Published 01/11/2022, 12:01 pm
Updated 09/07/2023, 08:32 pm

DXY is rebounding strongly now:

 

AUD is fighting and failing:

Partly because CNY is entering free fall again:

Oil faded. Gold is showing no sign of a DXY top:

Base metals were whacked and big miners (ASX:RIO) are clinging to support:

EM stocks (NYSE:EEM) are up the creek:

So is junk (NYSE:HYG):

As US yields took off and curve was pancaked:

Which stocks did not like:

Credit Suisse (SIX:CSGN) wraps it up. My own view is AUD will have a deep 5-handle before the trend is up again.

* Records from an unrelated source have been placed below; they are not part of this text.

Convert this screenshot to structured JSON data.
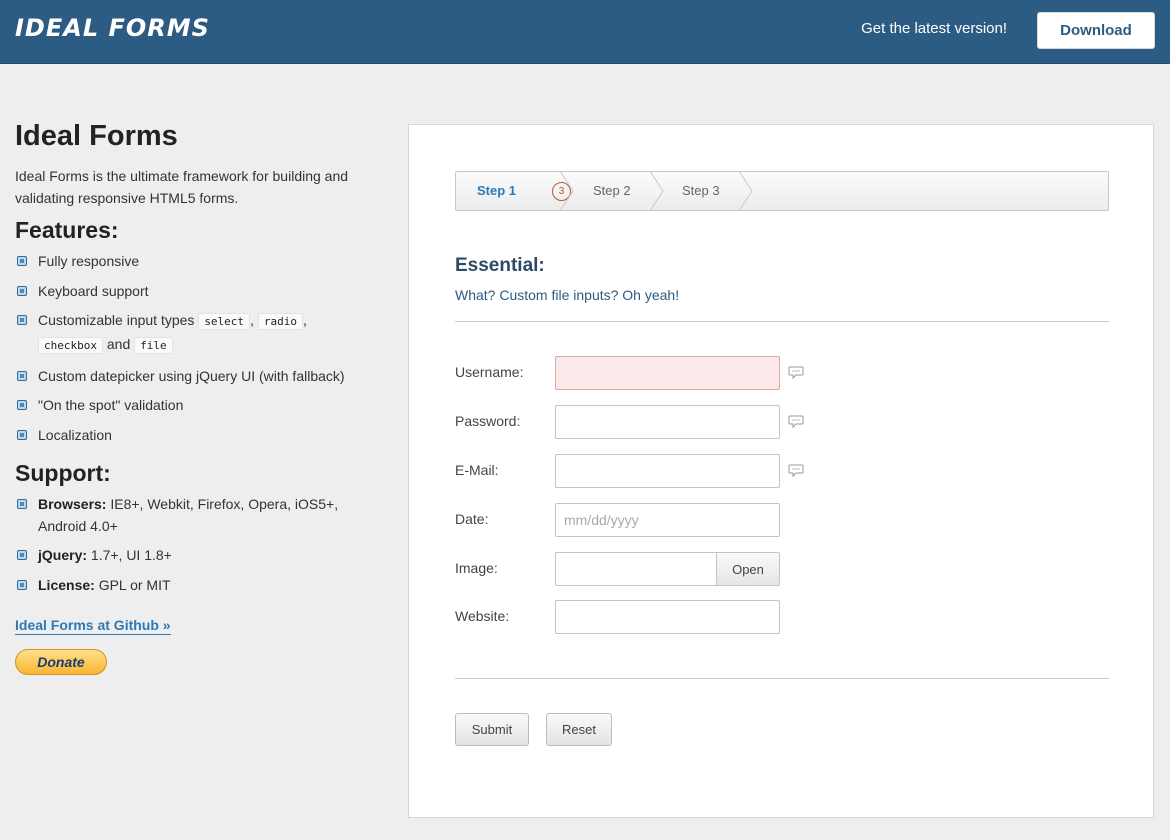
{
  "header": {
    "logo": "IDEAL FORMS",
    "tagline": "Get the latest version!",
    "download_label": "Download"
  },
  "sidebar": {
    "title": "Ideal Forms",
    "description": "Ideal Forms is the ultimate framework for building and validating responsive HTML5 forms.",
    "features_heading": "Features:",
    "features": {
      "item1": "Fully responsive",
      "item2": "Keyboard support",
      "item3_prefix": "Customizable input types",
      "item3_code1": "select",
      "item3_code2": "radio",
      "item3_code3": "checkbox",
      "item3_and": "and",
      "item3_code4": "file",
      "item4": "Custom datepicker using jQuery UI (with fallback)",
      "item5": "\"On the spot\" validation",
      "item6": "Localization"
    },
    "support_heading": "Support:",
    "support": {
      "browsers_label": "Browsers:",
      "browsers_value": "IE8+, Webkit, Firefox, Opera, iOS5+, Android 4.0+",
      "jquery_label": "jQuery:",
      "jquery_value": "1.7+, UI 1.8+",
      "license_label": "License:",
      "license_value": "GPL or MIT"
    },
    "github_link": "Ideal Forms at Github »",
    "donate_label": "Donate"
  },
  "steps": {
    "step1": "Step 1",
    "step1_badge": "3",
    "step2": "Step 2",
    "step3": "Step 3"
  },
  "form": {
    "section_title": "Essential:",
    "section_subtitle": "What? Custom file inputs? Oh yeah!",
    "username_label": "Username:",
    "password_label": "Password:",
    "email_label": "E-Mail:",
    "date_label": "Date:",
    "date_placeholder": "mm/dd/yyyy",
    "image_label": "Image:",
    "image_button": "Open",
    "website_label": "Website:",
    "submit_label": "Submit",
    "reset_label": "Reset"
  },
  "colors": {
    "header_bg": "#2c5b84",
    "accent": "#2c79b5",
    "invalid_bg": "#fbe8e8",
    "badge": "#c0533b"
  },
  "icons": {
    "bullet": "bullet-icon",
    "field_info": "speech-bubble-icon"
  }
}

Movements in macro markets over the past week have worked in favour of our bullish USD view. Long-held key end-Q3 targets like EURUSD 0.9700 have been breached, while our favourite punch bag GBP has entered into a “basket case” realm even beyond our worst-case expectations for this quarter. Sharp moves higher in US long-end rates are a new disturbing feature for markets, and are driving both global rates higher and at the same time hurting risky assets and tightening monetary conditions further. Commodity prices too are under pressure as concerns about global recession grow, weighing on commodity bloc currencies like CAD and AUD too in the process.

From our perspective, the move in Fed terminal rates to 4.50% is reasonable but the disinversion between Mar’23 and Mar ’24 rates we wish to see before calling an end to USD strength is not apparent yet. Indeed yesterday saw a pivot in the SOFR futures strip, with maturities up to Dec ’24 seeing lower implied yields and those from Mar ’25 onwards tracking the move in 10-year yields higher. This suggests to us a market pricing in the risk of the Fed not getting on top of inflation even after a 2023 growth shock / recession. The main risk to retaining a USD bullish view from a US economy perspective remains a sudden and surprising slowdown in inflation or a shocking jump in unemployment, as has been the case for many months already.

Having reached most of our Q3 targets in the G10 cyclical FX space, we look for an extension of the bearish trend in Q4. We now target 0.6200 in AUDUSD (prev. 0.6550), 1.1700 in AUDNZD (prev. 1.0920), 1.4200 in USDCAD (prev. 1.3000), 10.7000 in EURNOK (prev. 10.0000) and 11.3000 in EURSEK (prev. 10.8000). Our 27 Sep expiry AUDUSD 0.6800/0.6480 put spread expired in the money yesterday: we replace it with a 20 Dec expiry AUDUSD 0.6443 / 0.6100 put spread instead.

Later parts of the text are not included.